Una bambina vendette la sua unica bicicletta per comprare da mangiare per la madre. Ma quando un boss mafioso scoprì chi aveva rovinato le loro vite, tutto cambiò.

Gli uomini che si sono presi tutto

La ragazza si guardò intorno nervosamente, come se temesse che qualcuno potesse ascoltarla.

"Quelli che dicevano che la mamma doveva dei soldi", sussurrò. "Si sono presi tutto."

La sua voce si fece più flebile a ogni parola.

"Mobili. Vestiti. Si sono presi persino la culla del mio fratellino."

Rocco strinse la mascella.

Aveva già sentito storie simili: usurai, ricattatori, criminali di strada, ma quando la ragazza sollevò la manica e mostrò i lividi sul suo braccio sottile, provò qualcosa di più freddo della rabbia.
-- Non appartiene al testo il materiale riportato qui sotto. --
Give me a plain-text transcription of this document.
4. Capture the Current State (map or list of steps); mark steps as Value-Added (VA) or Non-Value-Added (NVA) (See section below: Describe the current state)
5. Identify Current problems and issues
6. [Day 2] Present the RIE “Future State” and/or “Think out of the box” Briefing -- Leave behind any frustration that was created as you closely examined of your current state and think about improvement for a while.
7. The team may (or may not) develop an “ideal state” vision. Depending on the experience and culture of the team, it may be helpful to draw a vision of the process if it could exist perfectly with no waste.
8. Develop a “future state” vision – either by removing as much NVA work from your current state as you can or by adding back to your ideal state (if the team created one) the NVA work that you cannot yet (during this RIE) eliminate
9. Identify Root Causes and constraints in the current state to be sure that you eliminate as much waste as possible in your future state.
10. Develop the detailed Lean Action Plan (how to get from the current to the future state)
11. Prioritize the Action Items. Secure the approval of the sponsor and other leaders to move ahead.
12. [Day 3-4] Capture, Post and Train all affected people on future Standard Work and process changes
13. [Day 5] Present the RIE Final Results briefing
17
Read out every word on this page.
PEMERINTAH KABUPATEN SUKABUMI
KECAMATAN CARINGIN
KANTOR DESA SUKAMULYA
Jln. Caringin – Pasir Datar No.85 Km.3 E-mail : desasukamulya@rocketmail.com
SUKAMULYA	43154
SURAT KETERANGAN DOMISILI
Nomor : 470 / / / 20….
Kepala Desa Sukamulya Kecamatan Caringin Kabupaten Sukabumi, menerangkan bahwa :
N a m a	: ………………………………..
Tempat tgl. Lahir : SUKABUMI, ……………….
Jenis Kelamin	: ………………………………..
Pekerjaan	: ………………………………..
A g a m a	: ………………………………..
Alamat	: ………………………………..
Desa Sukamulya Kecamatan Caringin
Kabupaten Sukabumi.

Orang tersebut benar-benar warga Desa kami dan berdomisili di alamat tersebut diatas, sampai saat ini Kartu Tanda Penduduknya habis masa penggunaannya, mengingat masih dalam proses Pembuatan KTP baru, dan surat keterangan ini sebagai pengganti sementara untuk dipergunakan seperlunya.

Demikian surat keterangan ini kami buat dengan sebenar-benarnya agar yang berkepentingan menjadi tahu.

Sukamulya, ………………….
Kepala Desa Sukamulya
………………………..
"Hanno detto alla mamma di non dirlo a nessuno", aggiunse a bassa voce.

Poi lo guardò di nuovo.

"Ma ne ho riconosciuto uno."

Rocco si sporse in avanti, la voce calma ma minacciosa.

"Dimmi chi è."

Un nome che avrebbe dovuto proteggerli.

Le piccole mani della ragazza tremavano mentre parlava.

"Era un uomo della sua banda, signore."

Per un attimo, l'unico suono che udirono fu quello della pioggia.

"Mia madre piangeva", continuò. "Diceva che la mafia ci ha portato via tutto."

Rocco si bloccò.

Non per il senso di colpa.

Ma per la consapevolezza che qualcuno che usava il suo nome aveva osato sfruttare una madre affamata e i suoi figli.

Si alzò lentamente, la pioggia che gli gocciolava sul cappotto.

"Dov'è tua madre adesso?" chiese.

"A casa", sussurrò la ragazza. "È troppo debole per alzarsi."

Rocco allungò la mano e le porse le chiavi del suo SUV.

"Sali."

La sua voce era dolce.

Ma dietro c'era l'acciaio.

Perché chiunque avesse fatto del male a quel bambino, chiunque lo avesse derubato e si fosse nascosto dietro il suo nome, stava per scoprire cosa significasse davvero avere paura di Rocco Moretti.